Внезапно флорентиец осознал, что стоит в плотном кольце разновозрастных людей, в основном мужчин, которые обсуждают нечто между собой, чего он не понимает, переводя свой взгляд то на одного, то на другого. Али в страхе прижался к нему и обнял за пояс. Халил стоял позади, спиной к спине.
— Уважаемый господин, вы кого-то разыскиваете здесь? — обратился один из людей к Джованни на италийском.
— Да, — флорентиец заставил себя раскрыть рот. Окружающие незнакомые люди не проявляли враждебности, но их было много. Нервозности добавляли его спутники — мавры, которые были явно напуганы происходящим. — Я ищу дом одного учителя, лекаря из университета, его имя Мигель Мануэль Гвиди из Кордобы. Он хорошо меня знает.
Имя брата Михаэлиса будто открыло ларец доброжелательных улыбок, по выражению лиц было заметно, что не все знают, о ком речь, но те, кто знал, быстро им растолковали. Окруженного толпой Джованни быстро повели обратно, до мостков у святого Мартина, а пара шустрых мальчишек — и того дальше, до самого дома синьора Гвиди.
Дом действительно был в том квартале, по которому изначально вёл Гвидуччо. Первый этаж занимала лавка, второй этаж нависал над улицей. От каждого удара дверного молоточка, который раскачивал один из мальчишек из того странного квартала, у Джованни душа нервно вздрагивала где-то в подошвах. Заскрипели половицы на лестнице, шумно отодвинулся засов. Мальчик что-то прокричал сквозь дверь на своём странном языке, и ему ответил мужской голос. Такой знакомый…

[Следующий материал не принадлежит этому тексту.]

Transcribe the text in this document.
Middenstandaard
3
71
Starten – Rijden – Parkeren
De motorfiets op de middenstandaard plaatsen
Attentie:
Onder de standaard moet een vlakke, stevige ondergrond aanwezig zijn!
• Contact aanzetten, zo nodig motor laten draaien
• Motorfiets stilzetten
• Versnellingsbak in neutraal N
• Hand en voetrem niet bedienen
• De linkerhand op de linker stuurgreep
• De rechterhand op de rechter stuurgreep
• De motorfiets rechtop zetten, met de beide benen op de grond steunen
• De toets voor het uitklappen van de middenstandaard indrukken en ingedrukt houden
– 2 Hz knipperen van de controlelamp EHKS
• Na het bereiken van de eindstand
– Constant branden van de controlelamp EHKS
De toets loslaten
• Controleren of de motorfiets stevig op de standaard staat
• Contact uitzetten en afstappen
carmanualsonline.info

Мигель Мануэль подался вперёд из густой тьмы узкой площадки внизу лестницы и вышел на яркий свет, открывая дверь наружу. Он зажмурился от солнца, а затем резко распахнул глаза. На его лице отразилось удивление, сменившееся гневом, который мгновенно улетучился, прикрывшись вежливой улыбкой. Синьор перекинулся еще парой фраз с мальчишками, и те, послушно поклонившись, в последний раз окинули незнакомцев любопытствующими взглядами и убежали. Джованни показалось, что он воспарил над землёй, бесплотным призраком в экстазе созерцая явление архангела: вживую Михаэлиса он видел прошлой осенью и множество раз во снах и грёзах, и теперь перед ним вновь стоял человек из плоти и костей. И как только он заговорил, прекрасный образ осыпался вниз тысячью осколков.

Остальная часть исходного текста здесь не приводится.